I have grouped following DF by host and operation columns:
df
Out[163]:
<class 'pandas.core.frame.DataFrame'>
Int64Index: 100 entries, 10069 to 1003
Data columns (total 8 columns):
args 100 non-null values
host 100 non-null values
kwargs 100 non-null values
log_timestamp 100 non-null values
operation 100 non-null values
thingy 100 non-null values
status 100 non-null values
time 100 non-null values
dtypes: float64(1), int64(2), object(5)
g = df.groupby(['host','operation'])
g
Out[165]: <pandas.core.groupby.DataFrameGroupBy object at 0x7f46ec731890>
g.groups.keys()[:10]
Out[166]:
[('yy39.segm1.org', 'gtfull'),
('yy39.segm1.org', 'updateWidg'),
('yy36.segm1.org', 'notifyTestsDelivered'),
('yy32.segm1.org', 'notifyTestsDelivered'),
('yy20.segm1.org', 'gSettings'),
('yy32.segm1.org', 'x_gWidgboxParams'),
('yy39.segm1.org', 'clearElems'),
('yy3.segm1.org', 'gxyzinf'),
('yy34.segm1.org', 'setFlagsOneWidg'),
('yy13.segm1.org', 'x_gbinf')]
Now I need to get individual DataFrames for each ('host', 'operation') pair. I can do it by iterating over groups keys:
for el in g.groups.keys():
...: print el, 'VALUES', g.groups[el]
...:
('yy25.segm1.org', 'x_gbinf') VALUES [10021]
('yy36.segm1.org', 'gxyzinf') VALUES [10074, 10085]
('yy25.segm1.org', 'updateWidg') VALUES [10022]

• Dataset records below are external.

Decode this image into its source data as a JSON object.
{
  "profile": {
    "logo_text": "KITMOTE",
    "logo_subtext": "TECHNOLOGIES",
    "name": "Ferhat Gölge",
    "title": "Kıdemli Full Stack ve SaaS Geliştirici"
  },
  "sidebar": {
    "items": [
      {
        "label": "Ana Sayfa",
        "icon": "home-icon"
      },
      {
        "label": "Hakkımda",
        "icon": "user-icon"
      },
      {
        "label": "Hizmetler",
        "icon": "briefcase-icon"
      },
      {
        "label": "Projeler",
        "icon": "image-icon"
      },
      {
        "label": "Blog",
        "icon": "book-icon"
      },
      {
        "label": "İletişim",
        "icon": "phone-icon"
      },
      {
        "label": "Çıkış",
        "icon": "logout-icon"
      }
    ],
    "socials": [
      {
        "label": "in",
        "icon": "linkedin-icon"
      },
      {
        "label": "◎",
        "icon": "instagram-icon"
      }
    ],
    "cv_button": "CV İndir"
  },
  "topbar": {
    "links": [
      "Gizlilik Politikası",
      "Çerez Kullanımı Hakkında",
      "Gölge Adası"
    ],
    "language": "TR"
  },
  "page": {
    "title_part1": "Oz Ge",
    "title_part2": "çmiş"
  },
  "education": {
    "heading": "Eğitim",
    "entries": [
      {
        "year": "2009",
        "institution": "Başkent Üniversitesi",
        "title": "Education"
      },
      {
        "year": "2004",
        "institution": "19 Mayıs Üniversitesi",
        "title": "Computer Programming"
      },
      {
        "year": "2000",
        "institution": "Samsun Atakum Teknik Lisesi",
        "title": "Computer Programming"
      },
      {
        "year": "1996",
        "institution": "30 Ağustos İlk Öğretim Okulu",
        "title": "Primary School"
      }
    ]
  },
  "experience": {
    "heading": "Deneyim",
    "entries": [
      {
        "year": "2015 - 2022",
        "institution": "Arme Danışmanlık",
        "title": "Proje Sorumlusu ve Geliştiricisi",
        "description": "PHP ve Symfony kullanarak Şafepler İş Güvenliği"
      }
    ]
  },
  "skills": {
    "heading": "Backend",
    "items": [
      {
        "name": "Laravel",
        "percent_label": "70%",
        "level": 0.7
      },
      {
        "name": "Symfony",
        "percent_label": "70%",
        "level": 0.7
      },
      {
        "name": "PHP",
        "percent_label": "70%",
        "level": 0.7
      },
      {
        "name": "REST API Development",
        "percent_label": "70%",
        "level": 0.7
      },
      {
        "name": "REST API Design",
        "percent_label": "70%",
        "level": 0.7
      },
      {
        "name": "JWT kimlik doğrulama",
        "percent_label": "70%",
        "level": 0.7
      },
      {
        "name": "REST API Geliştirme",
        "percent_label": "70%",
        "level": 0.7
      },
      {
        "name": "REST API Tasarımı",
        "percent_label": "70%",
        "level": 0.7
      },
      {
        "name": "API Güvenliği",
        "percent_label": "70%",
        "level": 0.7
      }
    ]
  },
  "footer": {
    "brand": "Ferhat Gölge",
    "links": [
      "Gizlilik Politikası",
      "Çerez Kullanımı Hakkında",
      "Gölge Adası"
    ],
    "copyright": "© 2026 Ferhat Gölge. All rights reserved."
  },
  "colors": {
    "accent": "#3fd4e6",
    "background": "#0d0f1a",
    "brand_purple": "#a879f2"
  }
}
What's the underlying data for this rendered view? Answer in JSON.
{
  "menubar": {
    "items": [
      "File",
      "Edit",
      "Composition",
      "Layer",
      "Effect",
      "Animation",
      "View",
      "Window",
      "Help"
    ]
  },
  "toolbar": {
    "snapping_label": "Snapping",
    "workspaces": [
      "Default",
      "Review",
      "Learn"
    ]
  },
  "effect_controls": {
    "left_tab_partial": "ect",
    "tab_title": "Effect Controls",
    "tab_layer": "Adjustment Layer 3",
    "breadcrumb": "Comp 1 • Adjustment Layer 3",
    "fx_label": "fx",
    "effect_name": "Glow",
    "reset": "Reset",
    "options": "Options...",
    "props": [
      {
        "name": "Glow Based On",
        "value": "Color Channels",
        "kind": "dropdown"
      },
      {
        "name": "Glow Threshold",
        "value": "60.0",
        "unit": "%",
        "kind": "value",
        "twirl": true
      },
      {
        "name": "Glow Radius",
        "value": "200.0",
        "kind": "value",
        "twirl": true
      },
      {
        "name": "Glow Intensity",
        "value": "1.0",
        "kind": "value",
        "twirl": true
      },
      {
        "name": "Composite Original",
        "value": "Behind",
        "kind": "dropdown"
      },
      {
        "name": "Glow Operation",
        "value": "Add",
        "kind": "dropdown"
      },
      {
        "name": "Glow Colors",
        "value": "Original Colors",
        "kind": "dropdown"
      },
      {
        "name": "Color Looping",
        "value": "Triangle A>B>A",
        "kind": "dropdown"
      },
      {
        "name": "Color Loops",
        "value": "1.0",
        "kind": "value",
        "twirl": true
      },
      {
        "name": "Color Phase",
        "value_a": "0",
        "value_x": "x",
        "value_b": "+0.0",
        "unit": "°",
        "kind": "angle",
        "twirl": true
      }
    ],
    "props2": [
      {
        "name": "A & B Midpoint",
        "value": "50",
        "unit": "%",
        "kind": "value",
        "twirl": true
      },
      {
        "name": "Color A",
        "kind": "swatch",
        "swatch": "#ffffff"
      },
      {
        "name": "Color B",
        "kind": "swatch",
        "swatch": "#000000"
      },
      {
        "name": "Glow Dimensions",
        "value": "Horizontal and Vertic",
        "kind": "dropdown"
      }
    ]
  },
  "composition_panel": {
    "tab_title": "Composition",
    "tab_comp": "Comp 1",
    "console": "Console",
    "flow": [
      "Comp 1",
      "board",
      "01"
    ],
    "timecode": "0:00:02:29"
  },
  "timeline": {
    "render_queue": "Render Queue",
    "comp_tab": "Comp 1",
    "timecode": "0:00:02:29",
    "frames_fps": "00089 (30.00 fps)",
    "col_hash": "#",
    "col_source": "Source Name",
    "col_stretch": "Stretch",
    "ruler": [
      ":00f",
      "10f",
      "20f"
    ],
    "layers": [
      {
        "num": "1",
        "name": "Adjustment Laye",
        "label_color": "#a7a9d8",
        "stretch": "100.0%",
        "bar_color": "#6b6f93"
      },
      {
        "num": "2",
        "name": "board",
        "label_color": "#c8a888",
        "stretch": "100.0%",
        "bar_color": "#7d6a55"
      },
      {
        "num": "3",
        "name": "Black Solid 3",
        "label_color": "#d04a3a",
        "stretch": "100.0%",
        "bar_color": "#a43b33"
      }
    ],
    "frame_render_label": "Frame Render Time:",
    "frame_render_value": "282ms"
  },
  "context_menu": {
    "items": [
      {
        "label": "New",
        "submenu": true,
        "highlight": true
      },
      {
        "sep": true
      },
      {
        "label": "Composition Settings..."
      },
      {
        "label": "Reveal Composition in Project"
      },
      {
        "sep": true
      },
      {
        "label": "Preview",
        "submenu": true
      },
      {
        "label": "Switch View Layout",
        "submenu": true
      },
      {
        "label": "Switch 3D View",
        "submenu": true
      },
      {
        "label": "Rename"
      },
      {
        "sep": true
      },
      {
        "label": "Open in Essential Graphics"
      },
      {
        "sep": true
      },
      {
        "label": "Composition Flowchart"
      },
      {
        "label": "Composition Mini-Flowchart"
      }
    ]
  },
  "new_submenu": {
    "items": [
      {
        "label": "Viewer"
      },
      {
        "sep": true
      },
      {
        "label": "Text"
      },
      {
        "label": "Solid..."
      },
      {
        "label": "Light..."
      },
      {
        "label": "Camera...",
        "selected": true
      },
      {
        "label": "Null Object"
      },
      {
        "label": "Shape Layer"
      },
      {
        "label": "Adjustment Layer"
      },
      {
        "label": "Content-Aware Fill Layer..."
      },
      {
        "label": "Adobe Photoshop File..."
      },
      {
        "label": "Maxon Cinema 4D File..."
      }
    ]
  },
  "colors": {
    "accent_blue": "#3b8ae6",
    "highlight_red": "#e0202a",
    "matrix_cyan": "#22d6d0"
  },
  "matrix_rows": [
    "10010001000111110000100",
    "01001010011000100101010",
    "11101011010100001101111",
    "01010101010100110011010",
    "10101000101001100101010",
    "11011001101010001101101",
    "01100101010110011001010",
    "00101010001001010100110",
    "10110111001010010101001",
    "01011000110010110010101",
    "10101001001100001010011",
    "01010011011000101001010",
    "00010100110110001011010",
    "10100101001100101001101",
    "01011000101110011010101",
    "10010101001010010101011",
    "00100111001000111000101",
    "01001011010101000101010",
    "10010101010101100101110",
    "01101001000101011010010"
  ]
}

('yy25.segm1.org', 'gtfull') VALUES [10019]
('yy16.segm1.org', 'gxyzinf') VALUES [10052, 10055, 10062, 10064]
('yy32.segm1.org', 'addWidging2') VALUES [10034]
('yy16.segm1.org', 'notifyTestsDelivered') VALUES [10056, 10065]
Questions:
Q1. I'm wondering if I should split the DataFrameGroupBy object or is there a faster way of achieving the goal here?
Strategically: I need to calculate exponential weighted moving average and exponential weighted standard deviation (although std dev should be attenuated much more slowly).
To this end, I need have it:
a. grouped by host, operation
b. each host/operation subset sorted by log_timestamp
c. ewma and ewmstd calculated for time column.
Is there a way of achieving this without splitting DataFrameGroupBy?
Q2. The goal is to signal when particular time for host/operation becomes abnormal in the last several minutes (overload condition). I've had an idea that if I calculate 'slow ewmstd' and 'slow ewma' (for longer period of time, say, 1 hr) then the short-term ewma (say 5 minutes) could be interpreted as emergency value if it's more than 2 slow std deviations from the slow ewma (three sigma rule). I'm not even sure if this is correct / best approach. Is it?
It may be, since this is roughly similar to how UNIX 1m, 5m, and 15m load averages work: if 15m is normal but 1m load avg is much higher, you know that the load has been much higher than usual. But I'm not sure of that.
df.groupby(['host','operation']).apply(lambda x: do your calc on x).